しかし、歩けども歩けども中々街道に辿り着かない。
(もし、ルーフェスを医者に見せるのが間に合わなかったらどうしよう……)
そんな不安に押しつぶされそうにもなるが、背中越しに感じる鼓動や体温、それに苦しそうではあるが彼の息づかいが、アンナを奮い立たせていた。
(私が、頑張らないと……。私が、街まで運ばないと……)
アンナは歩みを止める事なく、ただひたすらに街道を目指して歩いたのだった。
永遠かとも思えるほど長く苦しい時間であったが、気力だけで歩き続けて、ついに街道にたどり着いた時には、もうすっかり辺りは暗くなっていた。

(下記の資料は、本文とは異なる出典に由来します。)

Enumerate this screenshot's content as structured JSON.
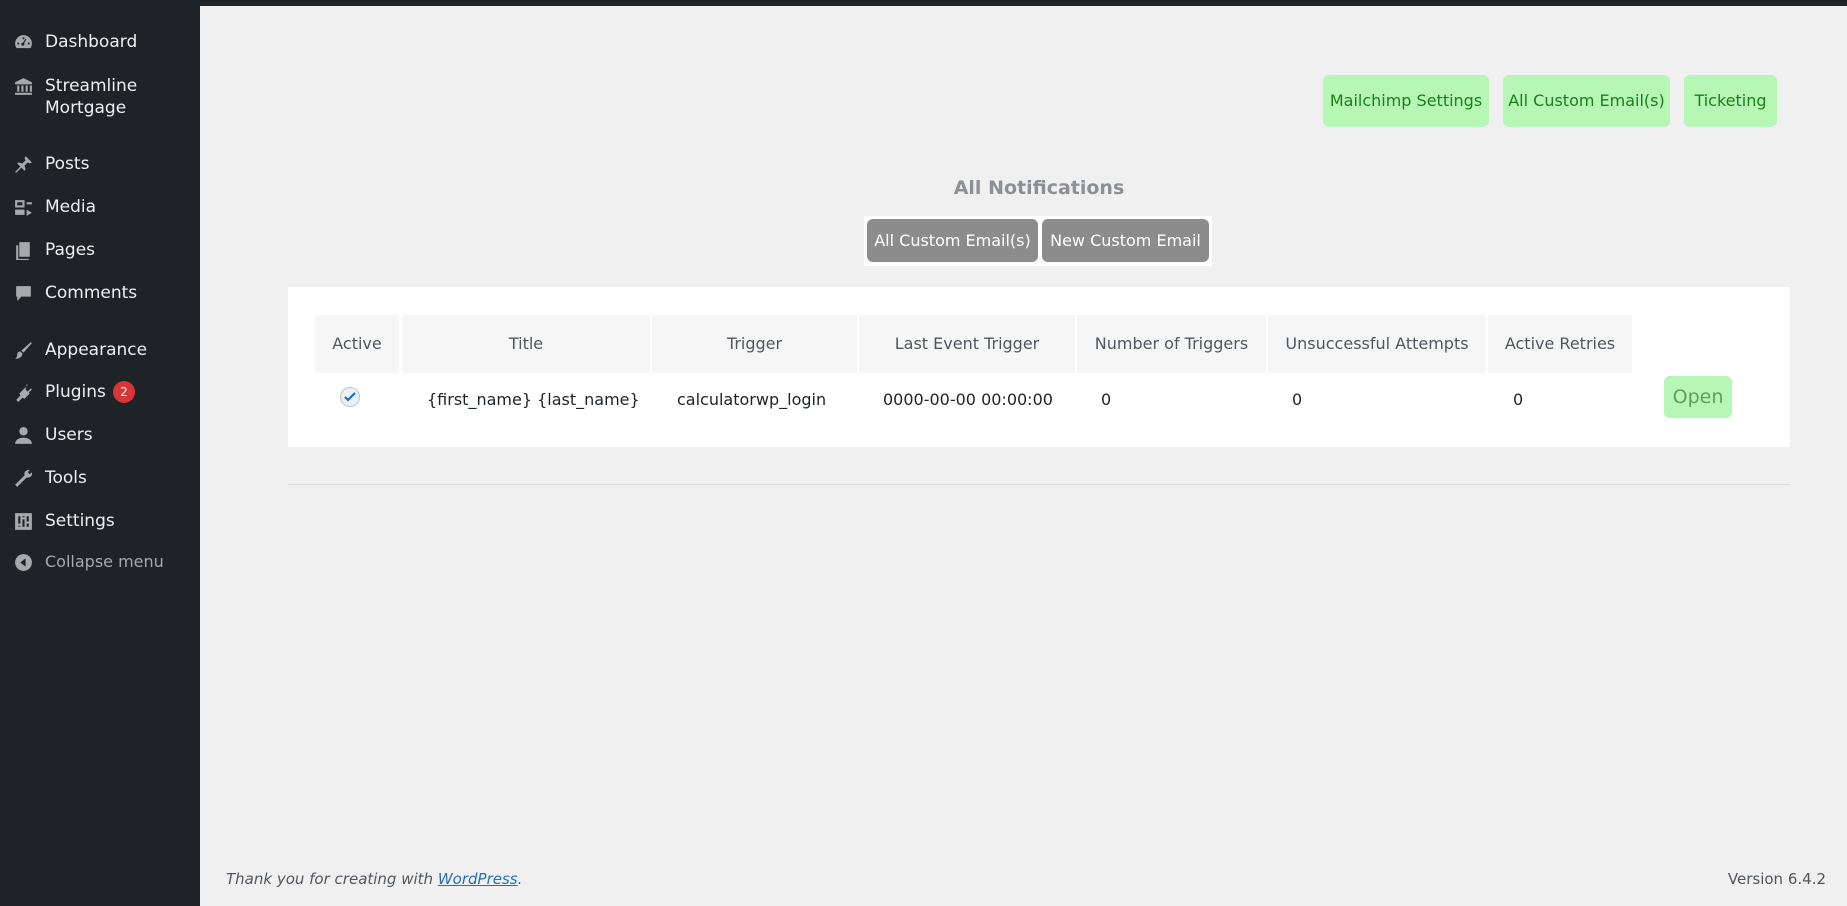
{
  "sidebar": {
    "items": [
      {
        "label": "Dashboard",
        "icon": "dashboard-icon"
      },
      {
        "label": "Streamline Mortgage",
        "icon": "bank-icon"
      },
      {
        "label": "Posts",
        "icon": "pin-icon"
      },
      {
        "label": "Media",
        "icon": "media-icon"
      },
      {
        "label": "Pages",
        "icon": "pages-icon"
      },
      {
        "label": "Comments",
        "icon": "comment-icon"
      },
      {
        "label": "Appearance",
        "icon": "brush-icon"
      },
      {
        "label": "Plugins",
        "icon": "plugin-icon",
        "badge": "2"
      },
      {
        "label": "Users",
        "icon": "user-icon"
      },
      {
        "label": "Tools",
        "icon": "wrench-icon"
      },
      {
        "label": "Settings",
        "icon": "sliders-icon"
      },
      {
        "label": "Collapse menu",
        "icon": "collapse-icon"
      }
    ]
  },
  "top_nav": {
    "mailchimp": "Mailchimp Settings",
    "custom_emails": "All Custom Email(s)",
    "ticketing": "Ticketing"
  },
  "page_title": "All Notifications",
  "tabs": {
    "all": "All Custom Email(s)",
    "new": "New Custom Email"
  },
  "table": {
    "headers": [
      "Active",
      "Title",
      "Trigger",
      "Last Event Trigger",
      "Number of Triggers",
      "Unsuccessful Attempts",
      "Active Retries"
    ],
    "rows": [
      {
        "active": true,
        "title": "{first_name} {last_name}",
        "trigger": "calculatorwp_login",
        "last_event": "0000-00-00 00:00:00",
        "num_triggers": "0",
        "unsuccessful": "0",
        "retries": "0",
        "action": "Open"
      }
    ]
  },
  "footer": {
    "thanks_prefix": "Thank you for creating with ",
    "link": "WordPress",
    "suffix": ".",
    "version": "Version 6.4.2"
  },
  "colors": {
    "sidebar_bg": "#1d2327",
    "page_bg": "#f0f0f1",
    "green_btn": "#b6f7b6",
    "tab_btn": "#8c8c8c",
    "badge": "#d63638"
  }
}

唯一幸運だったのは、街道に出て直ぐに行商人の馬車が通りかかり、アンナが事情を説明するとその行商人がルーフェスを町医者まで連れて行くのを手伝ってくれたのだった。
***
「先生、お願いします!!彼を治してください!!」
夜にさしかかり、辺りがすっかり暗くなった頃、アンナはひどい傷を負ったルーフェスを抱えて町の診療所へと駆け込んだ。
「アンナじゃないか。一体どうした?またどこか怪我したのか?」
冒険者を生業にしている彼女と町医者は顔馴染みだった。大きな怪我からかすり傷まで、仕事柄怪我の多い彼女は、お得意様とも言える患者であったのだ。
「私じゃないの。この人を診て下さい!!」
そう言ってアンナはルーフェスを町医者に引き渡した。彼女が連れてきた意識のない青年の傷はあまりに深く町医者は思わず息を呑んだのだった。

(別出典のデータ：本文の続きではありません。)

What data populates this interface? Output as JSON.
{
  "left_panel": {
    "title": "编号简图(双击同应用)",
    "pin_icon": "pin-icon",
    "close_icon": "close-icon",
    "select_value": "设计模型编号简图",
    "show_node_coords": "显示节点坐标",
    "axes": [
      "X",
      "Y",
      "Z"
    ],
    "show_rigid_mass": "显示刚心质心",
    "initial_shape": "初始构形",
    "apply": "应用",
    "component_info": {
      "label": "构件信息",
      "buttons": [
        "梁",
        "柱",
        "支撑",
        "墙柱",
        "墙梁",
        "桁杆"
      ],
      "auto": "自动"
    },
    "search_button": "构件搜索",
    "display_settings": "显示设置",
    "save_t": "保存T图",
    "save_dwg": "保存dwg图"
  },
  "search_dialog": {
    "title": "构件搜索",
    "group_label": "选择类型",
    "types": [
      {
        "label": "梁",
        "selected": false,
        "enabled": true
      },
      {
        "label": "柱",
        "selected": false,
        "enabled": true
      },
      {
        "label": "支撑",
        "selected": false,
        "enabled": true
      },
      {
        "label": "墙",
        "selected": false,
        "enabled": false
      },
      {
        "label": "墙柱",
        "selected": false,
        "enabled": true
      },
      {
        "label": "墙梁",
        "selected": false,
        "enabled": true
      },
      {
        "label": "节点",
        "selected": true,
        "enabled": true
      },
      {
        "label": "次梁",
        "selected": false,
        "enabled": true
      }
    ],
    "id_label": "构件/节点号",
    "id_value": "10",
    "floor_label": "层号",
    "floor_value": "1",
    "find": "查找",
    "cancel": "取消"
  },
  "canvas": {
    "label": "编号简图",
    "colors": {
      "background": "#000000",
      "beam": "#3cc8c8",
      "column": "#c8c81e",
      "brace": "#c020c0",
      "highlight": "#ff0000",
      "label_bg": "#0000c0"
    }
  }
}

「コレはまた……相当酷い傷だな。骨まで見えてるぞ、よくここまで無事だったな。」
「先生お願いします!彼を助けてください!!」
アンナは必死に頭を下げて、涙目で懇願した。
「分かったから落ち着きなさい。直ぐに傷口を縫い合わせるよ。とりあえずそれで消毒と止血して様子を見よう。」
町医者は取り乱しているアンナを宥めるように言うと、ルーフェスを診察台の上に寝かせて処置を開始した。
「有難うございます、お願いしますっ!!」
アンナは祈るような気持ちで、町医者を見つめている。
「大丈夫だよ。ちゃんと治してあげるから。だから、アンナはまず自分の家に帰って着替えて来なさい。君は今、相当酷い格好をしているぞ。」
そう言われ、改めて自身を見ると、エンシェントウルフとの死闘によってアンナは服も髪もボロボロになり、至る所に返り血がこびりついていたのだ。
正直今は自身の身なりよりも、ルーフェスの容態の方が重要でこの場を離れたく無かったのだが、医者に「ここにいても今はアンナがやれる事は何もない」と諭されたので、彼女は一旦大人しく家に帰ることにした。
「先生、よろしくお願いします。直ぐに戻ります。」
そう言い残して、アンナは診療所を後にすると、急いで我が家へと向かったのだった。